CMake, for example, relies on the Makefile generator, and creates Makefiles which in turn calls back into CMake to do the build. This solution is not only fork-heavy, but also limiting, since you can only parallelize as well as the backend generator allows you to. So, unless the output Makefile is one single huge Makefile, you’ll run into limitations.

Scons will build directly, but is too slow at parsing dependencies, so each build you do takes forever to start. Waf is better in this respect, but both lack a proper set of backends for project generations (Vcproj, XCode, Makefiles etc).  They are also based on Python, which adds a dependency of a 3rd party library, which we want to avoid due to both the multitude of platforms Qt supports, and because of all the utility libraries.

On the Hairy Growth of new Tools into Monsters

Quote from SomeCallMeTim on ycombinator, 2013

When people (myself included) start taking advantage of the fact that Make is Turing-complete and writing arbitrary “programs” in their Makefiles, it typically starts simple; you want to do something like build ALL the files in a folder, so you use a wildcard. Then you want to add dependency checking, so you use the wildcard to convert between .o to .d, keeping the same folder structure.  And I don’t want the .o and .d files to be generated where the .c files live, so I need to add this code here that converts the paths.

OOPS, this project uses a slightly different folder structure, and so I need to add a case where it looks in DIFFERENT relative paths.

Oh dear; I just realized that I need this code to work ALMOST the same in a different project that needs to be built with the same Makefile; that means I need to include it twice, using different options each time.

And it turns out that it DOESN’T work the way I expect, so now I have to use $(eval), meaning some of my Make variables are referenced with $(VAR), and some with $$(VAR), depending on whether I want them to grab the CURRENT version of the variable or the calculated version.
But now, now I have all of my code to create my project in one convenient place, and creating a new project Makefile is quite trivial! It’s all very clean and nice.

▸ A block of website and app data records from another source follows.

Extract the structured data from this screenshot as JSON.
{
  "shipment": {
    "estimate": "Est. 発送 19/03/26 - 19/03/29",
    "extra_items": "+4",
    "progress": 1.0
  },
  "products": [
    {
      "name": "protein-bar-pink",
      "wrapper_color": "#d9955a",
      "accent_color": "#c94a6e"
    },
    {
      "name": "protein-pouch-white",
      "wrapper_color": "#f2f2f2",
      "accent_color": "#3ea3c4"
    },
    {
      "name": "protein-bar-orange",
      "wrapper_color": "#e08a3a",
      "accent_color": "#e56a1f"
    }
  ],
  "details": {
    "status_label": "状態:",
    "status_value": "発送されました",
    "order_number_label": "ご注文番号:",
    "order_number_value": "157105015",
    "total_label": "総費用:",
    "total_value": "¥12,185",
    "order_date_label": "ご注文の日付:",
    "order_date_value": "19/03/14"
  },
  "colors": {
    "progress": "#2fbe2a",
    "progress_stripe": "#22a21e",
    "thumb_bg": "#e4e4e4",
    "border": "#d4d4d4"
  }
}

But the next person to try to change the folder structure, or to otherwise try to get this now-crazy-complicated house of cards to do something that I didn’t anticipate has to become just as adept at the subtleties of $(eval …) and Makefile functions (define …); error messages when you get things wrong tend to make early C and C++ compiler errors look straightforward and useful by comparison.

For a far more complicated example, take a look at the Android NDK Makefile build system. 5430 lines of .mk files that make your life very easy…right up until you want to do something they didn’t anticipate, or until they ship a version with a bug (which they’ve done a several times now) that screws up your build.